Cecilia Lopes wasn't kidding about the
Montreal Gazette
doing a huge takeout on Cam, Gaston, and me. The story started on page 1—right up there with the wars, murders, and political scandals—then jumped to the sports section. There were all sorts of photos of the three of us going all the way back to our years at Vermont. The writer made a lot out of the friendship between Cam and me—“the Beacon Hill Brahmin and heir to the Carter fortune and the blue-collar kid abandoned by his father and raised by his mother in gritty working-class Lewiston, Maine”—as if it were surprising that a couple of guys from different social worlds could be good friends and teammates. But that's the great thing about sport. It's a meritocracy, especially a blood sport like hockey. In this business we give up our bodies for each other and judge each other only by what we do and how well we do it. I don't think it's that way in most business offices. It's one of the reasons I want to play as long as I can and never go into the world of cubicles, annual reviews, and staff meetings.

*   *   *

It was snowing too hard for me to take my usual walk into old Montreal, which is why I was hanging around my room after dinner when Gaston called. “Hey, JP, heads up, our old alma mater is on TV tonight. Playing UMass-Amherst. Go, Cats, go.”

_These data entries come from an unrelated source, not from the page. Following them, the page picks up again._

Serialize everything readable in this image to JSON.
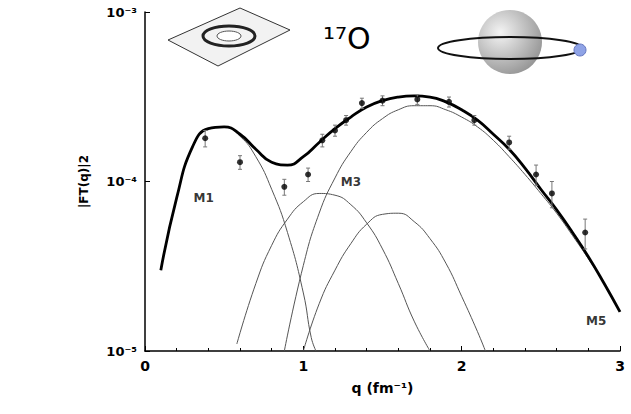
{
  "chart_data": {
    "type": "line",
    "title": "¹⁷O",
    "x_label": "q (fm⁻¹)",
    "y_label": "|FT(q)|2",
    "log": "y",
    "grid": false,
    "xlim": [
      0,
      3
    ],
    "xticks": [
      0,
      1,
      2,
      3
    ],
    "ylim": [
      1e-05,
      0.001
    ],
    "yticks": [
      {
        "value": 1e-05,
        "label": "10⁻⁵"
      },
      {
        "value": 0.0001,
        "label": "10⁻⁴"
      },
      {
        "value": 0.001,
        "label": "10⁻³"
      }
    ],
    "annotations": [
      {
        "text": "M1",
        "x": 0.37,
        "y": 8e-05
      },
      {
        "text": "M3",
        "x": 1.3,
        "y": 0.0001
      },
      {
        "text": "M5",
        "x": 2.85,
        "y": 1.5e-05
      }
    ],
    "series": [
      {
        "type": "line",
        "color": "#000000",
        "line_style": "solid",
        "x": [
          0.1,
          0.2,
          0.3,
          0.4,
          0.5,
          0.6,
          0.7,
          0.8,
          0.9,
          1.0,
          1.1,
          1.2,
          1.3,
          1.4,
          1.5,
          1.6,
          1.7,
          1.8,
          1.9,
          2.0,
          2.1,
          2.2,
          2.3,
          2.4,
          2.5,
          2.6,
          2.7,
          2.8,
          2.9,
          3.0
        ],
        "values": [
          3e-05,
          8e-05,
          0.00016,
          0.000205,
          0.00021,
          0.00019,
          0.000155,
          0.00013,
          0.000125,
          0.00014,
          0.00017,
          0.000205,
          0.00024,
          0.000275,
          0.0003,
          0.000315,
          0.00032,
          0.000315,
          0.000295,
          0.000265,
          0.00023,
          0.00019,
          0.000155,
          0.00012,
          9e-05,
          6.8e-05,
          5e-05,
          3.6e-05,
          2.5e-05,
          1.7e-05
        ]
      },
      {
        "type": "line",
        "color": "#555555",
        "line_style": "solid",
        "x": [
          0.1,
          0.2,
          0.3,
          0.4,
          0.5,
          0.6,
          0.7,
          0.8,
          0.9,
          1.0,
          1.05,
          1.08
        ],
        "values": [
          3e-05,
          8e-05,
          0.00016,
          0.000205,
          0.00021,
          0.000185,
          0.00014,
          9e-05,
          5e-05,
          2.2e-05,
          1.2e-05,
          1e-05
        ]
      },
      {
        "type": "line",
        "color": "#555555",
        "line_style": "solid",
        "x": [
          0.58,
          0.7,
          0.8,
          0.9,
          1.0,
          1.1,
          1.2,
          1.3,
          1.4,
          1.5,
          1.6,
          1.7,
          1.8
        ],
        "values": [
          1.1e-05,
          2.5e-05,
          4.2e-05,
          6e-05,
          7.6e-05,
          8.5e-05,
          8.3e-05,
          7.3e-05,
          5.7e-05,
          4e-05,
          2.5e-05,
          1.5e-05,
          1e-05
        ]
      },
      {
        "type": "line",
        "color": "#555555",
        "line_style": "solid",
        "x": [
          1.0,
          1.1,
          1.2,
          1.3,
          1.4,
          1.5,
          1.6,
          1.7,
          1.8,
          1.9,
          2.0,
          2.1,
          2.15
        ],
        "values": [
          1e-05,
          1.9e-05,
          3e-05,
          4.3e-05,
          5.6e-05,
          6.4e-05,
          6.5e-05,
          5.8e-05,
          4.6e-05,
          3.3e-05,
          2.1e-05,
          1.3e-05,
          1e-05
        ]
      },
      {
        "type": "line",
        "color": "#555555",
        "line_style": "solid",
        "x": [
          0.88,
          1.0,
          1.1,
          1.2,
          1.3,
          1.4,
          1.5,
          1.6,
          1.7,
          1.8,
          1.9,
          2.0,
          2.1,
          2.2,
          2.3,
          2.4,
          2.5,
          2.6,
          2.7,
          2.8,
          2.9,
          3.0
        ],
        "values": [
          1e-05,
          3.2e-05,
          6.5e-05,
          0.000105,
          0.00015,
          0.000195,
          0.000235,
          0.000265,
          0.00028,
          0.00028,
          0.000265,
          0.00024,
          0.00021,
          0.000175,
          0.00014,
          0.00011,
          8.5e-05,
          6.5e-05,
          4.8e-05,
          3.5e-05,
          2.5e-05,
          1.7e-05
        ]
      },
      {
        "type": "scatter",
        "color": "#000000",
        "marker": "circle",
        "x": [
          0.38,
          0.6,
          0.88,
          1.03,
          1.12,
          1.2,
          1.27,
          1.37,
          1.5,
          1.72,
          1.92,
          2.08,
          2.3,
          2.47,
          2.57,
          2.78
        ],
        "values": [
          0.00018,
          0.00013,
          9.3e-05,
          0.00011,
          0.000175,
          0.0002,
          0.00023,
          0.00029,
          0.0003,
          0.000305,
          0.000295,
          0.00023,
          0.00017,
          0.00011,
          8.5e-05,
          5e-05
        ],
        "errors": [
          2e-05,
          1.2e-05,
          1e-05,
          1e-05,
          1.5e-05,
          1.5e-05,
          1.5e-05,
          2e-05,
          2e-05,
          2e-05,
          2e-05,
          1.5e-05,
          1.5e-05,
          1.5e-05,
          1.5e-05,
          1e-05
        ]
      }
    ]
  }
}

“Thanks. Tell Cam,” I said.

“Already did. We're watching it in your room.”

Burlington, Vermont, is so close to Montreal that we could pick up the telecast of a rare midweek college game. Vermont ranked seventh in the nation and was second, behind Boston University, in Hockey East. Goalie Rudy Evanston was playing like an all-American. At least that's what I'd read in the papers. What I saw on TV was appalling. Two of Rudy's first three stops were spectacular glove saves but only because Rudy was farther off of his angles than I was in high school trig.